Locality Sensitive Hashing (LSH) is a computer science technique for designing hash functions for high-dimensional data. LSH aims to maximise the probability that similar items map to the same hash bucket. The principle is to amplify the difference between similar and dissimilar items, keeping similar items closer together while pushing dissimilar items farther apart. This gives a probabilistic approach to nearest neighbour search, a problem that appears in machine learning, data mining, and information retrieval.
Background and Usage of LSH
LSH was introduced by Piotr Indyk and Rajeev Motwani in 1998 to address the "curse of dimensionality," where traditional computational algorithms become significantly less efficient as the dimensionality of a problem increases. This makes LSH useful in contexts dealing with large and complex data sets, including text analysis, recommendation systems, image recognition, and genome sequencing.
The general idea is to use hashing to map high-dimensional data into a lower-dimensional hash space. The hashing scheme is designed so that collisions are much more likely for objects close to each other in the original space than for objects far apart. This supports sub-linear time complexity for nearest neighbour searches, which matters when working with large data sets.
LSH Variant for Load Balancing
LSH is also used in load balancing for distributed systems. A variant of LSH, known as Consistent Hashing, is often used for this purpose. In consistent hashing, the output range of a hash function is treated as a fixed circular space or "ring" (think of this as a circular hash table). Each node or server in the system is assigned a random value within this space, and each data item or request is assigned to the node closest to it in the hash space.
The practical advantage of consistent hashing is that when a node is added or removed, only an average of 1/n keys need to be remapped, where n is the number of servers. Conventional hash functions would require almost all keys to be remapped. This property makes consistent hashing useful in dynamic environments where the server set changes often, such as in a CDN (Content Delivery Network).
LSH in CDNs for Load Splitting and Caching
In a CDN, data is distributed across multiple servers in different geographical regions. The objective is to let users access the data they need as quickly as possible. This is achieved by routing each user's request to the server closest to them that has the data they want.
Consistent hashing, a variant of LSH, fits this scenario. By hashing both data and user requests, we can assign each request to the server closest in the hash space. This approach gives an even distribution of load across all servers, improving overall system performance.

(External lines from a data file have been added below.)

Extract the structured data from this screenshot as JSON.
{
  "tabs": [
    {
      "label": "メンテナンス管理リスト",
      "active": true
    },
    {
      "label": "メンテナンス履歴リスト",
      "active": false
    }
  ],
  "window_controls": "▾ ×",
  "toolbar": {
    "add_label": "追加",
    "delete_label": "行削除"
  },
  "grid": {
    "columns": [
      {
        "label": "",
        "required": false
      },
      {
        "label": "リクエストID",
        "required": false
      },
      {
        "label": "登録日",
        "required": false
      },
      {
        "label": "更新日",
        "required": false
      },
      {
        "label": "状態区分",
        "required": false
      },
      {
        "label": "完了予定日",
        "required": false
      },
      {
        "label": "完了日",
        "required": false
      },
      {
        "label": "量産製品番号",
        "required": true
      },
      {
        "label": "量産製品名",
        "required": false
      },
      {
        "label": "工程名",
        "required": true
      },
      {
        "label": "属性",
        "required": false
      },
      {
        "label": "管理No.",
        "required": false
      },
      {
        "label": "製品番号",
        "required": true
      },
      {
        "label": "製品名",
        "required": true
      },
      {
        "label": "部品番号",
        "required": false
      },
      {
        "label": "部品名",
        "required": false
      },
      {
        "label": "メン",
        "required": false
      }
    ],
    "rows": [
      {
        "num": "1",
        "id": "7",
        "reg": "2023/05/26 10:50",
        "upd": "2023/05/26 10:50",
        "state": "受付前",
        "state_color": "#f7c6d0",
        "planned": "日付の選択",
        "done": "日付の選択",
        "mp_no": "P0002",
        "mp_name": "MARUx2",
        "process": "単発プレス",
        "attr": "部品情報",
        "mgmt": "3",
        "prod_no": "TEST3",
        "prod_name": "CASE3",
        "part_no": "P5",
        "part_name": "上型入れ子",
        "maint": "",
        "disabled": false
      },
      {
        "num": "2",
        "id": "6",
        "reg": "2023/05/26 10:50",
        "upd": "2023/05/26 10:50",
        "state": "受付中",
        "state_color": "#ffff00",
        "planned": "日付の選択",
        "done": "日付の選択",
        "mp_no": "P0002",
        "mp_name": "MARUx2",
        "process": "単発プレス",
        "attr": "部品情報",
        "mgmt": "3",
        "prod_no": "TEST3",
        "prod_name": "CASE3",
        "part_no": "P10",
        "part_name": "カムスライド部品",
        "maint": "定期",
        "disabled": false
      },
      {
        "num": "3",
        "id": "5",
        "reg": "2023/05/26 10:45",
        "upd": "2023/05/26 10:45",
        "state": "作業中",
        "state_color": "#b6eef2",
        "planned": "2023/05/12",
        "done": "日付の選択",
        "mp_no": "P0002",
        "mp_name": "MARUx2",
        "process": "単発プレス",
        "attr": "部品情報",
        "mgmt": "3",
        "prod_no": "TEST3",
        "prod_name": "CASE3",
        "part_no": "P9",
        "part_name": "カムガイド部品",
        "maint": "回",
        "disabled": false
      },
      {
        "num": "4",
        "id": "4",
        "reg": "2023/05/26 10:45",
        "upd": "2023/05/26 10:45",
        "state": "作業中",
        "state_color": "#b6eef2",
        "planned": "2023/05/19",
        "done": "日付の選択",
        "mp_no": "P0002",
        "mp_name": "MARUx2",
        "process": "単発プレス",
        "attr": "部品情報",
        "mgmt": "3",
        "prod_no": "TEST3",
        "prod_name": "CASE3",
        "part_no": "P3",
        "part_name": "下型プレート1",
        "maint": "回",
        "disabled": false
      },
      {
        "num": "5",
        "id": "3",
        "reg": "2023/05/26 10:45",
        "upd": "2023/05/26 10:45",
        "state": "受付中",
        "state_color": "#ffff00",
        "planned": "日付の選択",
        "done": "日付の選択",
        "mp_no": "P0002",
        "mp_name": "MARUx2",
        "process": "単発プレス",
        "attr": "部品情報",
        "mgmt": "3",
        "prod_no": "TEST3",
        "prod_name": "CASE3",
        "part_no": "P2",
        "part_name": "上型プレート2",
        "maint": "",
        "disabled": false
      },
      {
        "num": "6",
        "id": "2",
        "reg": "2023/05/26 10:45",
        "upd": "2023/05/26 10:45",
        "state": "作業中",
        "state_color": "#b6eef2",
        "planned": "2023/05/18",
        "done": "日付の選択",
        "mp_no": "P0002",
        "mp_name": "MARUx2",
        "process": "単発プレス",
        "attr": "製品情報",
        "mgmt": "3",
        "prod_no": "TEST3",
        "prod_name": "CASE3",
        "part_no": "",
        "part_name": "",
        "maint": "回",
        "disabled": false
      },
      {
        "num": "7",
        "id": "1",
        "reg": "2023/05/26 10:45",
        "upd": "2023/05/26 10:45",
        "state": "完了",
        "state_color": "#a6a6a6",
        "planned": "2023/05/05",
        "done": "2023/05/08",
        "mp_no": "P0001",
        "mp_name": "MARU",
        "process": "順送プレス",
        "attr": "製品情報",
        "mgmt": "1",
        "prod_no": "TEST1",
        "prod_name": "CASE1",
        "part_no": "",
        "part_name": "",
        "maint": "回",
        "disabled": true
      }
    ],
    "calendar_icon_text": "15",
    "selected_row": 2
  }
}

LSH can also make CDN caching more efficient. When a request for a specific piece of content comes in, the CDN can use the hash function to find the server holding that content. The content can then be served quickly, improving the user experience.
LSH and Server Pool Rebalancing
LSH also helps with rebalancing server pools. In dynamic environments, workload changes constantly, and servers may be added or removed frequently. This can create an imbalance in load distribution across servers.
Consistent hashing mitigates this issue. As mentioned earlier, when a server is added or removed, consistent hashing only requires a minimal reassignment of keys. This keeps load redistribution to a minimum, so the system can quickly adapt while maintaining a balanced load across all servers.
Maglev and LSH
Maglev is a network load balancer developed by Google that uses a distinctive approach to connection distribution. It employs a variant of consistent hashing to balance load across a pool of servers. Using a large lookup table and a consistent hashing-like algorithm, Maglev can evenly distribute traffic across servers, even when servers are added or removed.
Maglev's algorithm starts by assigning a pseudorandom permutation of backend servers for each entry in the lookup table. These entries are then filled by iterating over the permutation and assigning each entry to a server. If a server becomes unavailable, its entries are reassigned to other servers using the same permutation. If a server becomes available, it is gradually reintroduced into the permutation, minimising disruption. This is a practical demonstration of LSH's principles applied to server load, high availability, and performance.
Conclusion
Locality Sensitive Hashing has applications from high-dimensional data analysis to load balancing in distributed systems. Its property of bringing similar items closer in the hash space and pushing dissimilar items farther apart makes it useful for handling large and complex datasets. In CDNs and server pool management, LSH, and its variant Consistent Hashing, support balanced load distribution and efficient caching, improving system performance and user experience. Its application in Google's Maglev shows how these principles can be used in production-scale load balancing.